The agency set up to enforce US laws intended to reduce the corrupting influence of big campaign donations seems more interested in poking loopholes in those laws. In fact, the Federal Election Commission (FEC) has been dubbed both a "rogue agency" and "a wholly owned subsidiary of Congress," protecting incumbents from ballot challengers. It's now time to fix that.
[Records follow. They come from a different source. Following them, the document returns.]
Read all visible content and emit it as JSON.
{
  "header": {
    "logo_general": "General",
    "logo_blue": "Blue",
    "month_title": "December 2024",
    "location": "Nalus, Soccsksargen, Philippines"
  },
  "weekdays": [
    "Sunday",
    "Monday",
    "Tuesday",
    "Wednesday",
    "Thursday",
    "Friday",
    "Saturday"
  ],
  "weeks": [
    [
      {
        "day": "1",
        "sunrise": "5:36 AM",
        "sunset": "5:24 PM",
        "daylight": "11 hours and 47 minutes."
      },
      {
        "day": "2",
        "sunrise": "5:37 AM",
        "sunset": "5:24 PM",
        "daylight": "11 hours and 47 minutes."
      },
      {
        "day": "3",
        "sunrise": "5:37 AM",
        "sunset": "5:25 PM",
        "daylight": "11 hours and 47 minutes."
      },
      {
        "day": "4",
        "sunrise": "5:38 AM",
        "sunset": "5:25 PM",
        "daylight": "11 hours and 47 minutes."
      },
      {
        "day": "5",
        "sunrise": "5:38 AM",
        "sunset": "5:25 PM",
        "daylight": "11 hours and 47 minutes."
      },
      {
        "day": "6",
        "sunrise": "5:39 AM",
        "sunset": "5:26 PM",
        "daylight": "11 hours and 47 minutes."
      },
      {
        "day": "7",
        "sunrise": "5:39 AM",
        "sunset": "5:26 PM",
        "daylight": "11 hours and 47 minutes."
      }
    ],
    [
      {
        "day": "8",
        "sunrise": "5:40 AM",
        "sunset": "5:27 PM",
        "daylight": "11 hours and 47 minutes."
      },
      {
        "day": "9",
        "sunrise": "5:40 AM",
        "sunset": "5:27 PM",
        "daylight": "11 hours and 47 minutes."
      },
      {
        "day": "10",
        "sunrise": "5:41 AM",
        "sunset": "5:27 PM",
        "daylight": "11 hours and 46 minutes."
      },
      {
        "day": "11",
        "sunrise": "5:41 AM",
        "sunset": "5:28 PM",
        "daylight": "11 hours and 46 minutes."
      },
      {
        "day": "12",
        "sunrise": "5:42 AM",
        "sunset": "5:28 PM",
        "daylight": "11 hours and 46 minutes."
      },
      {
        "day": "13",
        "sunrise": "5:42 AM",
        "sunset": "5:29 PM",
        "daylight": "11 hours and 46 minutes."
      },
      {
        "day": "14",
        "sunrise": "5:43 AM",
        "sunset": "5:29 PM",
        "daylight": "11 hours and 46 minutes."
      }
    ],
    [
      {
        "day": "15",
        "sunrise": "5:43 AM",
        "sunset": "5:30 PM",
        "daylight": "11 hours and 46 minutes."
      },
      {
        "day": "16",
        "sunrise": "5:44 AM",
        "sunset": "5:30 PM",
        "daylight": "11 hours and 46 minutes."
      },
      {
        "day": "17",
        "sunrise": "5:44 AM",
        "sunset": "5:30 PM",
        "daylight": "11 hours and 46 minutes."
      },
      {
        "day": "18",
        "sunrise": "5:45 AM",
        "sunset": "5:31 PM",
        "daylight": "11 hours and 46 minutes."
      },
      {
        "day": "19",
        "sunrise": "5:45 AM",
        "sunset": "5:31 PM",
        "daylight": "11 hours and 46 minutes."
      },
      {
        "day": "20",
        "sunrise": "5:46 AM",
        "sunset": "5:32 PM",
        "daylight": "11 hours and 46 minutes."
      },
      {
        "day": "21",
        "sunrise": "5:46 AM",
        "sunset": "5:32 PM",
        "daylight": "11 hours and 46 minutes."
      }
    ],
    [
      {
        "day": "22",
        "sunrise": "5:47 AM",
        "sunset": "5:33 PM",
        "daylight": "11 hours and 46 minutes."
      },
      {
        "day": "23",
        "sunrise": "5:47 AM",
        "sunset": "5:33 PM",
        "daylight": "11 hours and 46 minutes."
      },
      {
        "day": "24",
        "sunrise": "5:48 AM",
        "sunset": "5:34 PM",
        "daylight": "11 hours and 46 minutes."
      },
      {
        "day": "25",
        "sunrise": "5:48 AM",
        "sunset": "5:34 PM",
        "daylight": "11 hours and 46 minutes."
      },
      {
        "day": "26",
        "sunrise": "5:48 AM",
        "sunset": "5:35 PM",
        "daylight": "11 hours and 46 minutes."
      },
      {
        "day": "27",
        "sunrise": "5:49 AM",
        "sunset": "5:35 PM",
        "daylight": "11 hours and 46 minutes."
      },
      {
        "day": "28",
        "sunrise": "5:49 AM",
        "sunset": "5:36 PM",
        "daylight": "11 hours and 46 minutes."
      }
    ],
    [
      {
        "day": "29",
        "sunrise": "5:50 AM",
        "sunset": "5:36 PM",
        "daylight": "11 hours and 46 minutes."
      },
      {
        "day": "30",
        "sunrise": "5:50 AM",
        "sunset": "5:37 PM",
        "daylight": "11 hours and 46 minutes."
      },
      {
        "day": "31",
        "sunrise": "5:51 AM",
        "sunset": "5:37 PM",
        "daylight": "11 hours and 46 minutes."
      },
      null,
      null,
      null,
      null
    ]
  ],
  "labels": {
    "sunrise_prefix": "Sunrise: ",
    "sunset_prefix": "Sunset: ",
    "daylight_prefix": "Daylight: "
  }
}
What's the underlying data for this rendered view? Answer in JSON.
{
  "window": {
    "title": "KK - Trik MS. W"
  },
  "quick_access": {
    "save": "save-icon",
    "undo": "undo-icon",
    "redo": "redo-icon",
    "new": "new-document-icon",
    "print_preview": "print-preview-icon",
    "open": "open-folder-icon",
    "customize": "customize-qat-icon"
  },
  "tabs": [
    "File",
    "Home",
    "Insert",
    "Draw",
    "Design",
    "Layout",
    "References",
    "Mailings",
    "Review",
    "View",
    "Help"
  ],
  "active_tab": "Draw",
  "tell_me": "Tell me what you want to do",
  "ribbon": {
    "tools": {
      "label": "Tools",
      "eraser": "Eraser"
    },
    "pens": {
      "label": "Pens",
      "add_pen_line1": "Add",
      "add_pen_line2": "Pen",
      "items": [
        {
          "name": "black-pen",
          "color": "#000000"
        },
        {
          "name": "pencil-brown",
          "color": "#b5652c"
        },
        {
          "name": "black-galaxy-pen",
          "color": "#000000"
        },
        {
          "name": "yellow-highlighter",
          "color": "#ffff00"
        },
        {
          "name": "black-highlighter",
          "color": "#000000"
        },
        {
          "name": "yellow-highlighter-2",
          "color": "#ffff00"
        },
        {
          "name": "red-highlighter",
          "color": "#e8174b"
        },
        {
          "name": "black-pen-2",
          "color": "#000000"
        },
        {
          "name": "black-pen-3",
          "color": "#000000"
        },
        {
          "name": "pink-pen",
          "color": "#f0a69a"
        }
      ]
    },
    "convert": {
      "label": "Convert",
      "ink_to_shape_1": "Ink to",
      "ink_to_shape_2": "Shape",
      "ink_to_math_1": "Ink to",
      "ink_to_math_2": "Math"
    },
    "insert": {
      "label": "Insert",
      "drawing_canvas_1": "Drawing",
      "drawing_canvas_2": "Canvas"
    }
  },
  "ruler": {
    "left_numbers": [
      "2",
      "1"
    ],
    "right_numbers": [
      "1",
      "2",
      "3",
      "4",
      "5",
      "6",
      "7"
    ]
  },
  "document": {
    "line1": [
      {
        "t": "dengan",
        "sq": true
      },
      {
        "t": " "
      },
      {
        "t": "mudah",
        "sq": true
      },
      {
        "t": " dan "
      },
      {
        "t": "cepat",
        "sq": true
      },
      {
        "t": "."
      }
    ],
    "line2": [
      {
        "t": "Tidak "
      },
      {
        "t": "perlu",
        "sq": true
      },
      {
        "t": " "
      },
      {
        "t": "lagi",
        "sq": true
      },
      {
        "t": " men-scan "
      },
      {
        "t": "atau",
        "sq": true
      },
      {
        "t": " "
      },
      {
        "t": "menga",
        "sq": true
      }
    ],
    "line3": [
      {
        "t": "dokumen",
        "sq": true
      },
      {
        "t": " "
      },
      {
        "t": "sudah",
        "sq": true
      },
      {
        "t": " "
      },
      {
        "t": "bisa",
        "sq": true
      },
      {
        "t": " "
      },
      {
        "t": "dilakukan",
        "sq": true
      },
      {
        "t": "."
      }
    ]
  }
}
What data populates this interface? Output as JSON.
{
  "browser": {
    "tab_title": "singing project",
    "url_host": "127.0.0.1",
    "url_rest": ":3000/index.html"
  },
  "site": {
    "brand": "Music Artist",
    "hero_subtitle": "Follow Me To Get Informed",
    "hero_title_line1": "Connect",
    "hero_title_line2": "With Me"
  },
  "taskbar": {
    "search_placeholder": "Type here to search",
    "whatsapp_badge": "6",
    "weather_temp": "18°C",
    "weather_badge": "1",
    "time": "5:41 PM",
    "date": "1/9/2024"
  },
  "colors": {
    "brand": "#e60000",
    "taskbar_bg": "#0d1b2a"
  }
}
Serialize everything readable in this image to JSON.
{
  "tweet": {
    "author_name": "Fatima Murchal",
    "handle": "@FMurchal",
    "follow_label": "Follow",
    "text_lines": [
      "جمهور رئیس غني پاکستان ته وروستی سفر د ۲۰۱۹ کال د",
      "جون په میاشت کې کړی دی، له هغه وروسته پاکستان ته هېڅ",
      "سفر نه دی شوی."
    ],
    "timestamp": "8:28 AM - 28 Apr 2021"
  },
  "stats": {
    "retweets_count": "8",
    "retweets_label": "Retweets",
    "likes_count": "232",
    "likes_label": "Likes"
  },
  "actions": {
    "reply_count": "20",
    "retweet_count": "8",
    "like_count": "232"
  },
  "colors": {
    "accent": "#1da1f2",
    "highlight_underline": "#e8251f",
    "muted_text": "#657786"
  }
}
Four of the commission's six positions - which by law must be balanced between three GOP and three Democratic appointees - are currently open. Last month, in a bid to improve the FEC's work, the four horsemen of campaign finance reform - Sen. John McCain (R) of Arizona, Sen. Russell Feingold (D) of Wisconsin, Rep. Martin Meehan (D) of Massachusetts, and Rep. Chris Shays (R) of Connecticut - wrote a letter to President Bush urging him to appoint FEC commissioners "who will uphold the letter and spirit" of the campaign-finance laws. Those four are the original sponsors of the most recent reforms, the Bipartisan Campaign Reform Act (BCRA) of 2002.
Alas, the names of potential FEC appointees being pushed by Senate majority whip Mitch McConnell (R) of Kentucky and minority leader Harry Reid (D) of Nevada would continue the agency's tradition of lax enforcement and rulemaking.
The FEC's weak knees became very evident in a federal court decision, upheld last month on appeal, that requires the agency to rewrite and toughen the regulations it drew up to enforce the BCRA. Judge David Tatel noted in the decision that "savvy campaign operators" would exploit the lax FEC regulations and reopen "the very soft money floodgates BCRA aimed to close."
With the commission rebuked and asked to enforce the laws, it becomes crucial that new appointees act in that spirit and create an atmosphere of aggressive oversight. The FEC can be transformed into a vigorous watchdog without infringing First Amendment free-speech rights.
President Bush himself was a victim of weak enforcement of campaign-finance laws. During his 2004 campaign, the FEC failed to act on his campaign's petition to regulate so-called 527 groups, such as Moveon.org. These tax-exempt organizations spent huge amounts of unregulated "soft money" on attack ads, supposedly independent of the political parties. Democratic candidate John Kerry made similar complaints about other 527s, such as Swift Boat Veterans for Truth.
In his decision, Judge Tatel wrote, "Whereas BCRA aims to shut down the soft-money system, the commission's rules allow parties and politicians to perpetuate it, provided they avoid the most explicit forms of solicitation and direction."
Mr. Bush has resisted making unilateral FEC appointments during the August congressional recess. Many incumbents in both parties may not want to be subjected to scrutiny by a more vigilant FEC. But perhaps the president, with his own campaign days behind him, will cast an eye toward his legacy in office and see fit to appoint FEC members who will promote fair electoral competition and shape up a wayward agency.